[BowBun]

No one will do this, and those that read source code during installation do not review it for every upgrade. It's one of those 'just do this!' arguments that has little to no basis in reality. There's more of them replying to the parent comment: "Just do this! Just compile a thing! Just verify signatures for every update!". Come on... Meanwhile the negatives immediately implicate anyone with access to the executable.

You don't know this person, and I see no personally identifiable information to make me trust them. They could literally be a state actor right now! We've also seen so many large supply-chain attacks over the last decade which could easily target a tiny project like this.

I agree with the parent - not wise.

[develatio]

But doesn’t that apply to chromium / firefox as well (or any other big application). Web browsers are insanely huge, nobody is reading the entire code. What makes this different?

[jolux]

No, because Google and Mozilla pay loads of people to write and review the code that goes into their browsers and ensure it’s not malicious.

[pinewurst]

Google pays loads of people to conceive and write code that is malicious to endusers e.g. those not paying it for eyeballs.

[vore]

Is Google going to hack your bank account?

[toomanydoubts]

If we start with the reasonable assumption that "being malicious" !== "hacking a bank account", then the answer to your question does not matter at all.

[autoexec]

They're going to do everything they can to learn how much money you have in your account and then they'll relentlessly try to manipulate you into losing more of your money.

[gitaarik]

If you think you can trust Google because they are not interested in robbing your bank account, then you have fallen well for their deceptive campaigns. Google is just a next level robber that operates on corporate level.

[Dalewyn]

So I can apply the same logic to Microsoft concerning Windows, Office, etc. and you wouldn't dispute me, right?

Incidentally, no I have no objections against closed source. I find the religious dogma behind FOSS patently stupid.

[jolux]

> So I can apply the same logic to Microsoft concerning Windows, Office, etc. and you wouldn't dispute me, right?

I mean, no, I would dispute you, because everything Microsoft is doing in those products isn't publicly available for the world to see.

Still probably pretty unlikely because those products are hugely popular and widely scrutinized.

[Dalewyn]

So you would dispute me, but not for the criteria you originally posed.

[jolux]

The post I was replying to said that despite being open source, nobody reads the code for Chromium and Firefox. This isn't true because people are paid to read that code. Nonetheless, anyone can still read it if they want to. This means that it's at least marginally higher risk for a state actor trying to get code into these codebases than a proprietary codebase.

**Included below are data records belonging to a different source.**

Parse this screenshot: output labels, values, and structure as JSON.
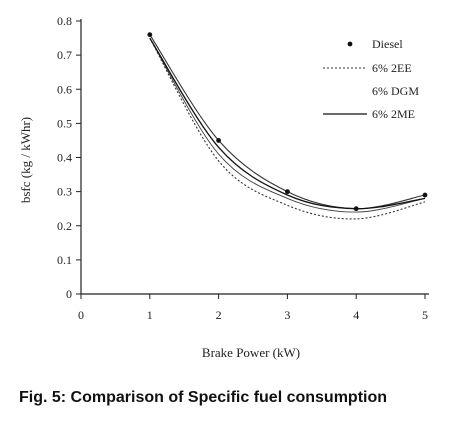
{
  "caption": "Fig. 5: Comparison of Specific fuel consumption",
  "chart_data": {
    "type": "line",
    "xlabel": "Brake Power (kW)",
    "ylabel": "bsfc (kg / kWhr)",
    "xlim": [
      0,
      5
    ],
    "ylim": [
      0,
      0.8
    ],
    "xticks": [
      0,
      1,
      2,
      3,
      4,
      5
    ],
    "yticks": [
      0,
      0.1,
      0.2,
      0.3,
      0.4,
      0.5,
      0.6,
      0.7,
      0.8
    ],
    "ytick_labels": [
      "0",
      "0.1",
      "0.2",
      "0.3",
      "0.4",
      "0.5",
      "0.6",
      "0.7",
      "0.8"
    ],
    "legend_position": "top-right",
    "grid": false,
    "series": [
      {
        "name": "Diesel",
        "style": "markers",
        "x": [
          1,
          2,
          3,
          4,
          5
        ],
        "y": [
          0.76,
          0.45,
          0.3,
          0.25,
          0.29
        ]
      },
      {
        "name": "6% 2EE",
        "style": "dotted",
        "x": [
          1,
          2,
          3,
          4,
          5
        ],
        "y": [
          0.75,
          0.39,
          0.26,
          0.22,
          0.27
        ]
      },
      {
        "name": "6% DGM",
        "style": "thin",
        "x": [
          1,
          2,
          3,
          4,
          5
        ],
        "y": [
          0.75,
          0.41,
          0.28,
          0.24,
          0.28
        ]
      },
      {
        "name": "6% 2ME",
        "style": "solid",
        "x": [
          1,
          2,
          3,
          4,
          5
        ],
        "y": [
          0.75,
          0.43,
          0.29,
          0.25,
          0.28
        ]
      }
    ]
  }
}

As I said, I think it's still pretty unlikely that Microsoft products are compromised by a state actor. It's certainly not part of my threat model. I'm not sure what point you're trying to make though. I certainly wouldn't install a system-wide HTTP proxy from a developer I didn't trust. And I don't have much of a choice but to trust Microsoft, their products are so ubiquitous I often have little choice.

[vlovich123]

To take a different argument, it’s another party that’s less well known that you have to trust. The more parties you trust, the less secure things become. Whether that additional risk is something you want to take on is a personal decision. MITM SSL traffic would make me uncomfortable.

[BowBun]

Do you trust Google + Firefox as much as this random developer? Seems pretty different.

[1231232131231]

If you really wanted/NEEDED this, you could definitely go through all the code. It would take a bit, but it's doable with determination (lol). Also, you don't have to necessarily review all of the code every update. All you have to do is view the changes/new commits every time you want to update.

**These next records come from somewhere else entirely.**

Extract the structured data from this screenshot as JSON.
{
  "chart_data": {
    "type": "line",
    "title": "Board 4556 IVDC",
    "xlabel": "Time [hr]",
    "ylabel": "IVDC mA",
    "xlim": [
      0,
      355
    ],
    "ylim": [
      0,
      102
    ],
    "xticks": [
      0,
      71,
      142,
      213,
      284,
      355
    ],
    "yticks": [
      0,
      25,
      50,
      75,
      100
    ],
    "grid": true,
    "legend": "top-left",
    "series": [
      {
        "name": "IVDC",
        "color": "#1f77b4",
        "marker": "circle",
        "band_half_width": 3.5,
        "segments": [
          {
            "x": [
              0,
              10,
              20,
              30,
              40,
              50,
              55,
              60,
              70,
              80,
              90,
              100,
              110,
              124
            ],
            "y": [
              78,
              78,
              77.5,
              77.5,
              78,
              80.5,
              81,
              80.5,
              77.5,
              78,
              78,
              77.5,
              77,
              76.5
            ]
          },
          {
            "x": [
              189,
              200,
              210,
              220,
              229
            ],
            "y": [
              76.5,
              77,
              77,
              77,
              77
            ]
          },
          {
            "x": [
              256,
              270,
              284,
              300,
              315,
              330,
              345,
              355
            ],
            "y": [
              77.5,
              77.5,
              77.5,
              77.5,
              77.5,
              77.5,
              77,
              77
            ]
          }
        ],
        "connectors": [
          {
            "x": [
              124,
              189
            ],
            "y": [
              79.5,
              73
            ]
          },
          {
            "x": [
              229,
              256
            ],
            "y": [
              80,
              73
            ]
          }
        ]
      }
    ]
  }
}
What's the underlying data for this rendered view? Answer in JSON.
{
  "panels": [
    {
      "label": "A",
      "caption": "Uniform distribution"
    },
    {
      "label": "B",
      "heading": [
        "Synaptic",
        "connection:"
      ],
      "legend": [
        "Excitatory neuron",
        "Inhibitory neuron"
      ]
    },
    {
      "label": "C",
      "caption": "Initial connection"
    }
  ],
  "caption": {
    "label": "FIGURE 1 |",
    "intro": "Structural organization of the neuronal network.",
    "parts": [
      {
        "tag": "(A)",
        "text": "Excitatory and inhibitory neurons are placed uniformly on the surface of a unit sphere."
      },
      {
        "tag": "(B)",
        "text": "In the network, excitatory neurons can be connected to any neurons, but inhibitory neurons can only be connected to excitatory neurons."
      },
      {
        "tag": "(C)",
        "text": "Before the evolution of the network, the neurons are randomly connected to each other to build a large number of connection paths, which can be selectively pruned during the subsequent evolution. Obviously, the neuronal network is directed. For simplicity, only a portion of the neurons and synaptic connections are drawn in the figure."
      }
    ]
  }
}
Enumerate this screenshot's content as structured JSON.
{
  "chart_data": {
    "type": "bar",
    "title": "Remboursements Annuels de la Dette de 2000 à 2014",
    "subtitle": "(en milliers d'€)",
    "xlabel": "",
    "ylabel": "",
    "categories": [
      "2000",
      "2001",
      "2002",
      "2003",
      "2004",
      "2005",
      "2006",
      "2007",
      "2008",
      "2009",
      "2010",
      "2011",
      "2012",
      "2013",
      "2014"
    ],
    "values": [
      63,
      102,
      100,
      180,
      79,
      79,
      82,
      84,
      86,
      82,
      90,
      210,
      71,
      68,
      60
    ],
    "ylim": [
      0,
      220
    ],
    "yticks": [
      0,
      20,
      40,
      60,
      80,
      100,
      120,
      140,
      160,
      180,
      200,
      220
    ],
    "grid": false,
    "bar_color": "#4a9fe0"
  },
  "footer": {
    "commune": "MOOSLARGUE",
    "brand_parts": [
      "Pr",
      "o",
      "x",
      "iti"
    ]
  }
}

The hardest part is determining that you want to go through all of this hassle to replicate something browser extensions already do (for the most part).

[lxgr]

If you believe you can find even just all unintentional bugs, let alone deliberate security vulnerabilities, you've never looked at the underhanded C contest [1].

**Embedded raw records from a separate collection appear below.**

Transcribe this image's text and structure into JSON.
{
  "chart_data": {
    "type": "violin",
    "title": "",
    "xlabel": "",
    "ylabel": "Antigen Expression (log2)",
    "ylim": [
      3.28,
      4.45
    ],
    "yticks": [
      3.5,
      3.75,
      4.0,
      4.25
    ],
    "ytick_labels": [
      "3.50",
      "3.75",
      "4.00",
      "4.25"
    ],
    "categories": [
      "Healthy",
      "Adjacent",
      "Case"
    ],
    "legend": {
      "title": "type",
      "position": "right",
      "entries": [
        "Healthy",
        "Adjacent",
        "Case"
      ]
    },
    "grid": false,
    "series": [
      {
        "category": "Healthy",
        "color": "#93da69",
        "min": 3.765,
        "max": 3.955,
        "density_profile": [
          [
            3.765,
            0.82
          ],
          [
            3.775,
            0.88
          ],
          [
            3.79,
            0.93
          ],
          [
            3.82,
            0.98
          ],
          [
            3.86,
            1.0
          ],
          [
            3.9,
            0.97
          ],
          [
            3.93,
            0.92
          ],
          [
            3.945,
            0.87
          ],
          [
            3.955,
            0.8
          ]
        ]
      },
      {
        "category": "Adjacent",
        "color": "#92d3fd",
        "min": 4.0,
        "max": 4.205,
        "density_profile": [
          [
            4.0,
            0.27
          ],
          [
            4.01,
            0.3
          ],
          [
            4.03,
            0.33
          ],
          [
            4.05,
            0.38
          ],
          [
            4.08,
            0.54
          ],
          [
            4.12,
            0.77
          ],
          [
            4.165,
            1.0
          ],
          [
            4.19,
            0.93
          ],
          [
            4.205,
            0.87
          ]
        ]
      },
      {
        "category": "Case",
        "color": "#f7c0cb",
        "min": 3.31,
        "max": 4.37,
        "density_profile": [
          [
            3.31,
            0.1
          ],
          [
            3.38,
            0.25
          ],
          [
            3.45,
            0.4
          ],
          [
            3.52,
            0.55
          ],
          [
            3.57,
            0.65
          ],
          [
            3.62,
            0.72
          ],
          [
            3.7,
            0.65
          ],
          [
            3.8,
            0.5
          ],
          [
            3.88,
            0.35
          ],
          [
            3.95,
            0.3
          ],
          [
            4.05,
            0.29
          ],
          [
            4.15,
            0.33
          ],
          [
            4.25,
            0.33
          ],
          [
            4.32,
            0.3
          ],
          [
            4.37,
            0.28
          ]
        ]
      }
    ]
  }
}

> All you have to do is view the changes/new commits every time you want to update.

These can be thousands of lines of code per day in busy projects.

[1] https://en.wikipedia.org/wiki/Underhanded_C_Contest

[imiric]

I'm as paranoid about this as you, but this type of verification seems easier today with AI tools. I'm not aware of any that do this, but if LLMs can give insight about what a piece of code is doing, they can surely be trained to detect possible suspicious behavior. Perhaps even by inspecting a binary, but certainly by processing code.

[krpl]

https://any.run/cybersecurity-blog/chatgpt-powered-analysis-... Sort of did this

[lxgr]

Maybe for well-intended code (and even there I have my doubts – the halting problem says hi!), but most definitely not for malicious backdoors at this point.

[BowBun]

I think that's a great use-case. I'd love a real-time security scanning system covering as many open source projects out there as possible.

[stitched2gethr]

Yes, some people will do this. I just read the whole project, it's actually a pretty simple program.

I'm installing it now and the best part is if I don't like something I can change it. OSS FTW.